This last Saturday night, I had a brief interaction with a homeless Native man.
He approached and asked if I had any spare change. He was very dark. So I didn't think he belonged to any of the Coastal Salish tribes. He was small though. So maybe Alaska Native. Maybe Pueblo.
He told me his tribe and I thought, yeah, he looks it.
I told him that I was Spokane Indian and grew up in Wellpinit, on the Spokane Indian Reservation—on the rez.
He said he'd grown up on his rez, too, and had been in Seattle for about eight years. He said he used to have drinking buddies from up in Wellpinit.
He laughed. I laughed. Everybody has a drinking buddy from Wellpinit.
He told me his name. I told him mine.
I gave him five bucks. He thanked me and went for a handshake. Among Indians, there are two kinds of handshakes. I let him lead the way and so we softly gripped each other's forearms and shook. It's a warrior handshake, yes, but it's not aggressive. It's not a test of strength. It's respectful.
He walked into the night and I walked back to my car.
And I remembered an encounter more than twenty-five years ago at a book festival in Denver.
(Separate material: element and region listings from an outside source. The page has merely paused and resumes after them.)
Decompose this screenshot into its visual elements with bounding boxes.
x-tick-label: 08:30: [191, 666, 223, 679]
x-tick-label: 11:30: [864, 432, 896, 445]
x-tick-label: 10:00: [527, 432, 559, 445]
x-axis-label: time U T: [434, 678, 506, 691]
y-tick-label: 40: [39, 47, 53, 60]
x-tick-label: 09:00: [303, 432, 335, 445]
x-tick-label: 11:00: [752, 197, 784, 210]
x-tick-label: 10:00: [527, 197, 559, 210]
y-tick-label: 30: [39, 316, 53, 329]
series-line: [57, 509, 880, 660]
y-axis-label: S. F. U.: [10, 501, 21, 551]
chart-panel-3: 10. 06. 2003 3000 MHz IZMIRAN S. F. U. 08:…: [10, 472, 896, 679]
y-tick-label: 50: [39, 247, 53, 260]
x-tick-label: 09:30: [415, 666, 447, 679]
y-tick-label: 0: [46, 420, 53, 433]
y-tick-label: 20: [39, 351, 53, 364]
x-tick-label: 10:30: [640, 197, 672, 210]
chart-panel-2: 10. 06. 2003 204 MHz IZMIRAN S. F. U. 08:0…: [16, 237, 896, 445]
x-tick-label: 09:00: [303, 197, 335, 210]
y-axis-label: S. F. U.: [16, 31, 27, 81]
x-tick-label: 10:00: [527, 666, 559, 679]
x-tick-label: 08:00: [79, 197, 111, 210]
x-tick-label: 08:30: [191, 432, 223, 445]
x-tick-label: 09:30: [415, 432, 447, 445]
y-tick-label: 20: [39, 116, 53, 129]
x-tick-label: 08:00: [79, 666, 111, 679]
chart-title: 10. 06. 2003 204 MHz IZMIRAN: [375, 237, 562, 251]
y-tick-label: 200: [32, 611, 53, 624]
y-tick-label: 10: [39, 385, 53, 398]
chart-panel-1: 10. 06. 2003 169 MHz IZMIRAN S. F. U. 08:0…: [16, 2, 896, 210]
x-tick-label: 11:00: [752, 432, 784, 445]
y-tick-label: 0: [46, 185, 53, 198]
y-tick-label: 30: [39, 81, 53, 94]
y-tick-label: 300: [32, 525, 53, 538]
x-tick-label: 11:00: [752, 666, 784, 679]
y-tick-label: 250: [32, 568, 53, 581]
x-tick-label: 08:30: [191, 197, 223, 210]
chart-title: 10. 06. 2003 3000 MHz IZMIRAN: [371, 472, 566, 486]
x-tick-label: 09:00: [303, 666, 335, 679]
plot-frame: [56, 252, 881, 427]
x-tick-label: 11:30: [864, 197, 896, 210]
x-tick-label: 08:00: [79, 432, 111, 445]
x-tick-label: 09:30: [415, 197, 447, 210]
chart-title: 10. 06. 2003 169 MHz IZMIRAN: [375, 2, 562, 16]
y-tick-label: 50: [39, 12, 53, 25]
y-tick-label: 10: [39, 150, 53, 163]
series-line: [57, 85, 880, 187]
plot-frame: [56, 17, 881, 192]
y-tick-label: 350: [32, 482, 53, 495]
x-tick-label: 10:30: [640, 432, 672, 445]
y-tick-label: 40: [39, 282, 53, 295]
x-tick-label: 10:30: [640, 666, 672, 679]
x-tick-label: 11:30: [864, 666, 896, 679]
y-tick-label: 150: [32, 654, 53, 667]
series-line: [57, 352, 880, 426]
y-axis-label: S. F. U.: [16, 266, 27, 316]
After my reading, I was signing books and greeting fans. And I was shaking hands. And so I ended up shaking the hands of ten or twelve Indians in a row. And we shook hands in that other Indian style: with loose fingertips. A very gentle greeting. Indian men, women, and children all shake hands this way when we greet one another, especially in ceremonial settings.
But then, at that book signing, I shook hands with a white man. After so many handshakes with Indians, I forgot to code-switch when I took that white man's hand. He gave me one of those typical muscular strong grips. And I gave him my loose Indian fingers.
And he slightly sprained my pinky finger.
I'm sure some other folks might call this an act of white micro-aggression. Or even just aggression. Others might even call it a racist act.
But it wasn't that. Plenty of Indian men will give a macho handshake. And other non-white men will also go overtly masculine when they take your hand.
And I'm not blaming myself for my failure to code-switch in that moment.
I just want to point out the beauty of my encounter with that homeless Indian man. He and I are living in vastly different circumstances as urban Native men who grew up on reservations. But on a warm Saturday night in Seattle, he and I shared a moment of Indian solidarity.
We reached out to each other with tenderness.
I recognize this feeling. Many years ago, while in a crowded subway in NY, I overheard a woman ask for directions with an accent I recognized to be from the country of my childhood. We started chatting, two complete strangers, about the situation "back home", in a police state behind (at the time) the Iron Curtain. The touching part of this memory is that after the woman went away, my American boyfriend, who had been by my side all along, watching me chatter away in a foreign language with a complete stranger, smiled and told me that my body language, while talking with this member of my old tribe, had changed completely. We were touching arms, staring directly into each other's eyes, our faces just inches away from each other. It was not so much that we connected because we had grown up in the same place, it was that the foreign language we had used was infinitely more complex than merely the spoken language. It incorporated all the ways our bodies danced in our interaction.
In an interview you once gave, you pointed out something that always stayed with me: when people speak face to face, they interact on countless levels, even smelling one another. So too with our different languages. We each have connections to a myriad different tribes, and when we interact with members of those same tribes, we change a lot more than our spoken language, our bodies speak differently too. Those handshakes you describe... what a wonderful way to connect and speak a range of emotions with our bodies.
This makes me stop. As a young woman, I consciously developed a strong handshake. I worked not to crush or sprain, but I've been told it's a firm shake. Especially when I was young, short and rather tiny, I wanted not to be taken for granted.
Thank you for this. Once again, your words are making me think. To reconsider. I'm old now! I'm hoary of head. Should I still have to feel this way... ?!